[PATCH] D29540: Scalarization overhead estimation in getIntrinsicInstrCost() improved

Thu Mar 9 00:20:04 PST 2017

jonpa added inline comments.

================
Comment at: include/llvm/Analysis/TargetTransformInfo.h:632
   /// \returns The cost of Intrinsic instructions. Types analysis only.
+  /// If ScalarizationCostPassed is UINT_MAX it will be computed based on types.
   int getIntrinsicInstrCost(Intrinsic::ID ID, Type *RetTy,
----------------
hfinkel wrote:
> Please define what "it" is. This is the cost of scalarizing the arguments and the return value, right?
yes

================
Comment at: include/llvm/Analysis/TargetTransformInfo.h:640
+  /// instruction 3. scalar instruction which is to be vectorized with VF.
+  /// If VF > 1, it will be applied before analyzis.
   int getIntrinsicInstrCost(Intrinsic::ID ID, Type *RetTy,
----------------
hfinkel wrote:
> "If VF > 1, it will be applied before analyzis." - I don't see how this adds value to the user of the interface? I don't see how else it could work or what it would mean if it worked otherwise.
ok - removed that sentence :-)

================
Comment at: include/llvm/CodeGen/BasicTTIImpl.h:725
+    unsigned RetVF = (RetTy->isVectorTy() ? RetTy->getVectorNumElements() : 1);
+    assert ((RetVF == 1 || VF == 1) && "Can't multiply VF here.");
+
----------------
hfinkel wrote:
> "Can't multiply VF here." does not really explain the problem. How about, "VF > 1 and RetVF is a vector type"?
sure

================
Comment at: include/llvm/CodeGen/BasicTTIImpl.h:741
+      unsigned ScalarizationCost = UINT_MAX;
+      if (RetVF > 1 || VF > 1) {
+        ScalarizationCost = getScalarizationOverhead(RetTy, true, false);
----------------
hfinkel wrote:
> I don't understand why `RetVF > 1` is here. If RetVF is not one, then VF needs to be one, and so we're not vectorizing. As a result, we're not scalarizing either, and so adding the scalarization cost associated with the return type seems odd.
My idea was that this function can be called from different contexts ("three cases"). 

The LoopVectorizer can pass the scalar instruction and VF > 1.
CostModel can pass a vector instruction, RetVF > 1 (and VF argument defaults to 1).

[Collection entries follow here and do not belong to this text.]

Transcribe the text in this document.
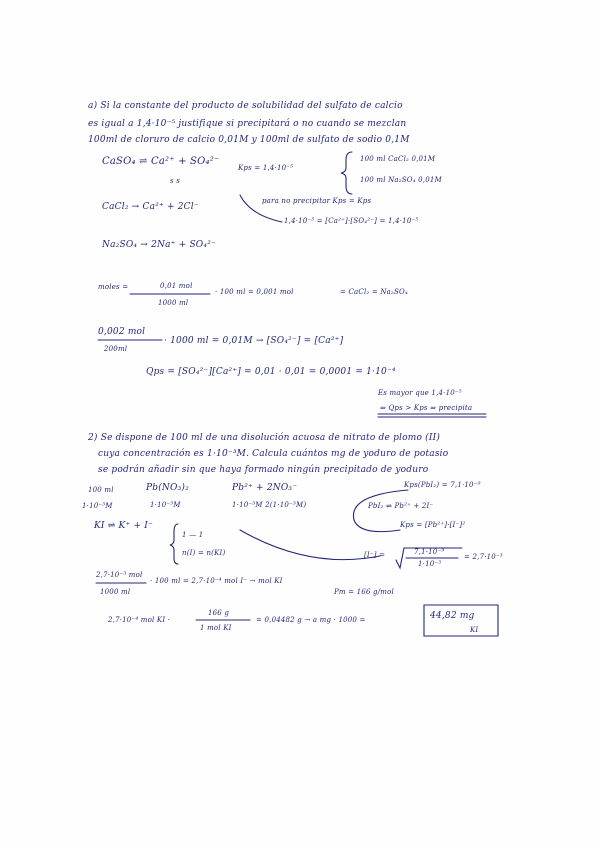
a) Si la constante del producto de solubilidad del sulfato de calcio
es igual a 1,4·10⁻⁵ justifique si precipitará o no cuando se mezclan
100ml de cloruro de calcio 0,01M y 100ml de sulfato de sodio 0,1M
CaSO₄ ⇌ Ca²⁺ + SO₄²⁻
s s
Kps = 1,4·10⁻⁵
100 ml CaCl₂ 0,01M
100 ml Na₂SO₄ 0,01M
CaCl₂ → Ca²⁺ + 2Cl⁻
para no precipitar Kps = Kps
1,4·10⁻⁵ = [Ca²⁺]·[SO₄²⁻] = 1,4·10⁻⁵
Na₂SO₄ → 2Na⁺ + SO₄²⁻
moles =	0,01 mol
1000 ml
· 100 ml = 0,001 mol	= CaCl₂ = Na₂SO₄
0,002 mol
200ml
· 1000 ml = 0,01M → [SO₄²⁻] = [Ca²⁺]
Qps = [SO₄²⁻][Ca²⁺] = 0,01 · 0,01 = 0,0001 = 1·10⁻⁴
Es mayor que 1,4·10⁻⁵
⇒ Qps > Kps ⇒ precipita
2) Se dispone de 100 ml de una disolución acuosa de nitrato de plomo (II)
cuya concentración es 1·10⁻³M. Calcula cuántos mg de yoduro de potasio
se podrán añadir sin que haya formado ningún precipitado de yoduro
100 ml
1·10⁻³M
Pb(NO₃)₂
1·10⁻³M
Pb²⁺ + 2NO₃⁻
1·10⁻³M 2(1·10⁻³M)
Kps(PbI₂) = 7,1·10⁻⁹
PbI₂ ⇌ Pb²⁺ + 2I⁻
Kps = [Pb²⁺]·[I⁻]²
KI ⇌ K⁺ + I⁻
1 — 1
n(I) = n(KI)	[I⁻] =	7,1·10⁻⁹
1·10⁻³
= 2,7·10⁻³
2,7·10⁻³ mol
1000 ml
· 100 ml = 2,7·10⁻⁴ mol I⁻ → mol KI
Pm = 166 g/mol
2,7·10⁻⁴ mol KI ·
166 g
1 mol KI
= 0,04482 g → a mg · 1000 =	44,82 mg
KI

Both cases should produce the same return value.

Am I missing something?

================
Comment at: include/llvm/CodeGen/BasicTTIImpl.h:782
     default: {
       // Assume that we need to scalarize this intrinsic.
+      unsigned ScalarizationCost = ScalarizationCostPassed;
----------------
hfinkel wrote:
> This interface seems a bit broken for how we're using it. Why are we assuming that we need to scalarize all intrinsics? (many target-specific intrinsics are really vector intrinsics - maybe only assume we need to scalarize the generic ones for which we don't have special handling?).
> 
I was assuming this made sense in the 'default:' case at least.

How scalarization cost is computed, and when it is done are two separate issues, so perhaps that can be handled later with a separate patch?

https://reviews.llvm.org/D29540